A condução dessa forma de participação pode ser denominada pseudoparticipação, tendo em
vista que Carlos, de certa forma, parece manipular os funcionários, criando uma espécie de
ilusão de participação, visando sempre, na verdade, ao alcance da eficiência de sua
organização.
Esse comportamento de Carlos, de certa forma, é amenizado com as equipes de trabalho, pois
existem no posto dois agentes facilitadores da participação no trabalho: o gerente Jonas e a
consultora Roberta. Jonas se define como um filtro nessa história. Segundo ele,
[...] preciso filtrar informações que me são passadas e repassar aos frentistas
somente aquilo que os interessa e os faz desenvolver. Passo somente crítica
construtiva, o que é destrutivo, deleto para eles. Acho mesmo que o que é ruim
deve parar em mim, senão... não fica ninguém aqui! Por mais que Carlos não ouça,
eu ouço sim as sugestões dos frentistas. Quantas vezes compartilho com eles,
decisões, questionamentos e peço até sugestões para algumas melhorias... O que sei
que Carlos vai acatar, tendo fazê-lo pensar que fui eu quem pensou, senão é capaz
dele não dar crédito à idéia!
Jonas sempre se apresenta de forma ouvinte, resignada, respeitosa e compreensiva perante os
frentistas. Para Heliomar, “Jonas é um cara com quem você pode contar, ele joga do nosso
lado mesmo. Te escuta, divide opiniões, chama atenção num cantinho, mas nunca deixa de
cobrar”.
Quanto à consultora Roberta, ela sempre procura agendar conversas com os frentistas,
ouvindo-os e procurando satisfazer as necessidades de todos, além de tentar sempre promover
um espírito de equipe, cooperação entre os empregados e um bom ambiente de trabalho.
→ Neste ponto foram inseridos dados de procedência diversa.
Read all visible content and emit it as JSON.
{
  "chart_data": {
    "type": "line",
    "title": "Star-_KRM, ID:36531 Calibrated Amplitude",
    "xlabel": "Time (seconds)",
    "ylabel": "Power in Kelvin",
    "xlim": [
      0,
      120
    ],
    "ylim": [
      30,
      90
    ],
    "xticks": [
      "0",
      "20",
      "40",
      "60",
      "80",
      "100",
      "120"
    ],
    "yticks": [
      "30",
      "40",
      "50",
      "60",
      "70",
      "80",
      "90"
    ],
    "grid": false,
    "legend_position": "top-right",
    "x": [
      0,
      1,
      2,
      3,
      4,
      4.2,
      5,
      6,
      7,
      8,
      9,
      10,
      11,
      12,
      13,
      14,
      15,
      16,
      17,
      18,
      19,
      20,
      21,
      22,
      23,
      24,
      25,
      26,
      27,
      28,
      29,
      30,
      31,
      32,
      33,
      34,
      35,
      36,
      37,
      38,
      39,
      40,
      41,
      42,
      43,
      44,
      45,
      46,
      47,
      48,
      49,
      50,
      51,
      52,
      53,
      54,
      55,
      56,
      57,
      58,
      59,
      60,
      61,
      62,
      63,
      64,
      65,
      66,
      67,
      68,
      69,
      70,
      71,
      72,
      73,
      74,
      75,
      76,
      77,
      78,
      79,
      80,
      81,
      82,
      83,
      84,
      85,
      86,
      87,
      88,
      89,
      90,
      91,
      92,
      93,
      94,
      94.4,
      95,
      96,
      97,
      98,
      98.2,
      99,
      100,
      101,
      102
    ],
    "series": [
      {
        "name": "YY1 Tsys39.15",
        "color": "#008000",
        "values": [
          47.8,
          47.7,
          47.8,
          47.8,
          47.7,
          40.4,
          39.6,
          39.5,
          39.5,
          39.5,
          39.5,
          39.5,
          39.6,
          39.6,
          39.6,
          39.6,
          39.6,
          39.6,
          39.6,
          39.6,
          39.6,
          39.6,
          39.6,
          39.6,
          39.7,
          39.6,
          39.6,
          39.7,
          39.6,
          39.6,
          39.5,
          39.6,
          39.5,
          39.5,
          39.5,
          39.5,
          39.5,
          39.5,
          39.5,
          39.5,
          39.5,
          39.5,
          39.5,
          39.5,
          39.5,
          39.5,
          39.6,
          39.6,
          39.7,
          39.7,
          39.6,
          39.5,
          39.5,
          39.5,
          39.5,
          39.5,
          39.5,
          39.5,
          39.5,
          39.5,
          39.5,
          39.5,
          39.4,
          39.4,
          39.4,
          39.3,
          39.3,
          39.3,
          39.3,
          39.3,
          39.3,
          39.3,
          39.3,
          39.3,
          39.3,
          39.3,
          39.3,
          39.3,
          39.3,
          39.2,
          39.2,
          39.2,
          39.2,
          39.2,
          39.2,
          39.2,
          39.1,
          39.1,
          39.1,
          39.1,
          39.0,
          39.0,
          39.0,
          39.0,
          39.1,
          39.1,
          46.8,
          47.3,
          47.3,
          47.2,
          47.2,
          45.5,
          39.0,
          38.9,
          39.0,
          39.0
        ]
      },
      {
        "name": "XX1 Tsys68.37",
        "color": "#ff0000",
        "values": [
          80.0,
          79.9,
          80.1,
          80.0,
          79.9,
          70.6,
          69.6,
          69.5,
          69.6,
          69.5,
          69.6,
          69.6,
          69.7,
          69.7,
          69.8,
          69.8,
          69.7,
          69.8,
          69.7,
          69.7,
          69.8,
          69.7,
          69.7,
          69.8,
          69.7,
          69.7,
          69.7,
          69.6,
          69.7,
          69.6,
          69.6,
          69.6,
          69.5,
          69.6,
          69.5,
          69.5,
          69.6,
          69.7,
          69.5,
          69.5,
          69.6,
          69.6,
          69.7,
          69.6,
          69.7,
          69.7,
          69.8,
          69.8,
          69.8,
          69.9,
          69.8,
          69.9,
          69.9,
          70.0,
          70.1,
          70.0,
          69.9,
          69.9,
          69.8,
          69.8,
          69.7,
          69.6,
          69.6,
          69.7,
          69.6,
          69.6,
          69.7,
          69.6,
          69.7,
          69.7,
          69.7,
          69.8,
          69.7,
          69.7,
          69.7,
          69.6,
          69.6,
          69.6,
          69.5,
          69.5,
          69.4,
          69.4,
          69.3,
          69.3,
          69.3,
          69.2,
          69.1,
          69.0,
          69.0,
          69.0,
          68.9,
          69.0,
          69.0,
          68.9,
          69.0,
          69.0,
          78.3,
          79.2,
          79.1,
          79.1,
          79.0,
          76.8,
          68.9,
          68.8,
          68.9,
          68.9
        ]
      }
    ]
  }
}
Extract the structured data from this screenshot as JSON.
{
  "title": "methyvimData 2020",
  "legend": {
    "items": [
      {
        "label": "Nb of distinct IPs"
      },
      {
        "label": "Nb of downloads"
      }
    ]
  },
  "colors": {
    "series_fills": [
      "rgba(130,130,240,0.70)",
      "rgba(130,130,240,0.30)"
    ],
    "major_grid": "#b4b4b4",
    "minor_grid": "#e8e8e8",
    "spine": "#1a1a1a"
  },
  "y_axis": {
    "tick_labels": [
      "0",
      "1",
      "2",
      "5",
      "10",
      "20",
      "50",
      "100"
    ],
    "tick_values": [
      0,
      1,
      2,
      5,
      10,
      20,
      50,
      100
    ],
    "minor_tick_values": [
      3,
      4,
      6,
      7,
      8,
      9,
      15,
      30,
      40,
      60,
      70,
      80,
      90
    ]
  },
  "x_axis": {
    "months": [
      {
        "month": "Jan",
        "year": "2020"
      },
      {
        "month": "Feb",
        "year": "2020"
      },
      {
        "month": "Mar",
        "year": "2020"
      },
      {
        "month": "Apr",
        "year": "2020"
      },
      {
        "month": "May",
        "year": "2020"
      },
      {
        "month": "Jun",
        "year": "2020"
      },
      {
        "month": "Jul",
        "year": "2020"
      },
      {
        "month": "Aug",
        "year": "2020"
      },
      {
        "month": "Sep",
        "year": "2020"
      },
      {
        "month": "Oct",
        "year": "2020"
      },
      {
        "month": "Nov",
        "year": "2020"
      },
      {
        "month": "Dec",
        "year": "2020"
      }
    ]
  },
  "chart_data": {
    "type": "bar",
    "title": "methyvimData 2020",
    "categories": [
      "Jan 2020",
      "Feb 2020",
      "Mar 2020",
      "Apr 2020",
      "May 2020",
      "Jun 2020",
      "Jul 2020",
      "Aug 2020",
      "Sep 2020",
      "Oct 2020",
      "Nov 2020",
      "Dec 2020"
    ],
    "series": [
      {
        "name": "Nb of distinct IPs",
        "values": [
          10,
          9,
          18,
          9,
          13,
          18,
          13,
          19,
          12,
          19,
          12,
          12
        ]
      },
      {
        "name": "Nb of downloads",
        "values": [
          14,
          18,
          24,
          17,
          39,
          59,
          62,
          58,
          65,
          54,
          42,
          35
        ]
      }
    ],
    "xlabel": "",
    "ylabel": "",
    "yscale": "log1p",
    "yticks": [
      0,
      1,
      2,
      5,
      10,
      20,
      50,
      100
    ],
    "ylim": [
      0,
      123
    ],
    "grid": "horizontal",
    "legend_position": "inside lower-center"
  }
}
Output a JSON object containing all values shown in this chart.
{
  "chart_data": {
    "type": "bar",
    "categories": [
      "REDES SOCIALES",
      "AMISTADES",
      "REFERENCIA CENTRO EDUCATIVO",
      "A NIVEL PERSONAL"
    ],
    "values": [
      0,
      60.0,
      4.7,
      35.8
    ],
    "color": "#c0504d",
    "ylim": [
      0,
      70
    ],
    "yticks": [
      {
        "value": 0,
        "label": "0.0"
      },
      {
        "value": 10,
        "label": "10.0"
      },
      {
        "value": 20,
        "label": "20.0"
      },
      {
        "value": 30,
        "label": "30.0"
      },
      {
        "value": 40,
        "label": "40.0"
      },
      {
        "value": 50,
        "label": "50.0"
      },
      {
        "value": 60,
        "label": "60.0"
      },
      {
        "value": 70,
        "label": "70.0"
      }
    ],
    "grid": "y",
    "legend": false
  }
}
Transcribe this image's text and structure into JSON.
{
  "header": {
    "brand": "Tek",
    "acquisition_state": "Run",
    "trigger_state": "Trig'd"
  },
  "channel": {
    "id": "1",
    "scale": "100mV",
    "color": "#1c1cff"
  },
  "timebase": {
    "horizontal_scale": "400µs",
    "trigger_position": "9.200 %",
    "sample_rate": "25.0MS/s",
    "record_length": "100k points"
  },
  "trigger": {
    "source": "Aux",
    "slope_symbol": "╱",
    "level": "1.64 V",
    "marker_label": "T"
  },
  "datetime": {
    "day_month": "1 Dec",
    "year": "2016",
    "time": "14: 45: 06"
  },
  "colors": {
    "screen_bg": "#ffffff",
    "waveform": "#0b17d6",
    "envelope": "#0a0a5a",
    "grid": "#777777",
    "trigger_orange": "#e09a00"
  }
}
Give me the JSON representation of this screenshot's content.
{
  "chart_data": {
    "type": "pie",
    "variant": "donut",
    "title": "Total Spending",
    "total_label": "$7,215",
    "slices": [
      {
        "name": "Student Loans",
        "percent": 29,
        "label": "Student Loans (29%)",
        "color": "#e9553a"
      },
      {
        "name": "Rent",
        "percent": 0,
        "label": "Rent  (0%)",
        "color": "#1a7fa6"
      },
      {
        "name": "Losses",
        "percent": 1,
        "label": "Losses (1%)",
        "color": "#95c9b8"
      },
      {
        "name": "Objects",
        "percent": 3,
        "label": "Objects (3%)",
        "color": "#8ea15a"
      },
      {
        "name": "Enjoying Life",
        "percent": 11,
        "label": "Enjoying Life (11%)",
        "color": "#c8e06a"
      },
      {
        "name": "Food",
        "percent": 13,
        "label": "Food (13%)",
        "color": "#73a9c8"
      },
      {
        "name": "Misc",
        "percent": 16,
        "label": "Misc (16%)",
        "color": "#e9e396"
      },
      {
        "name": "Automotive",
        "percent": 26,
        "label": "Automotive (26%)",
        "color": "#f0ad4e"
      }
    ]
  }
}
Alexandre relata: “Roberta é gente boa. Muita coisa boa, melhoria que conseguimos aqui foi
por causa dela. A gente desabafa, sugere e ela passa para o Carlos. E ela... ele ouve!”
É quase unânime a opinião de que Carlos, na verdade, “faz um tipo de durão”, porque há
sempre comentários de que as pessoas recebem um imediato “não” como resposta quando
102
falam com ele. Todavia, após ir para casa repousar e passar vinte e quatro horas, Carlos volta
atrás e, se o que foi dito é coerente, ele acata o pedido ou a sugestão. Esse “voltar atrás” de
Carlos, que às vezes gera uma atitude que vai ao encontro de uma gestão participativa,
também pode ser visto como um dos momentos facilitadores da participação no trabalho no
Posto Vila Velha.
A história e conduta do sujeito Carlos que parece esconder-se de si e de todos foram uma das
maiores inquietações provocadas nesta pesquisadora durante todo o trabalho. Entretanto,
pouco mais de seis meses de inserção na rotina diária do Posto de combustível Vila Velha
pareceram insuficientes para, ao menos, se aprofundar nos sentidos subjetivos relacionados à
participação no trabalho dos profissionais que nele atuam.vc
Os dados qualitativos, que tendem a causar no pesquisador a falsa sensação de acesso a uma
verdade sobre a história dos sujeitos, ora norteiam o pesquisador na trilha dos indicadores de
sentido subjetivo, “bússola” desta pesquisa, ora parecem encaminhá-lo no sentido inverso.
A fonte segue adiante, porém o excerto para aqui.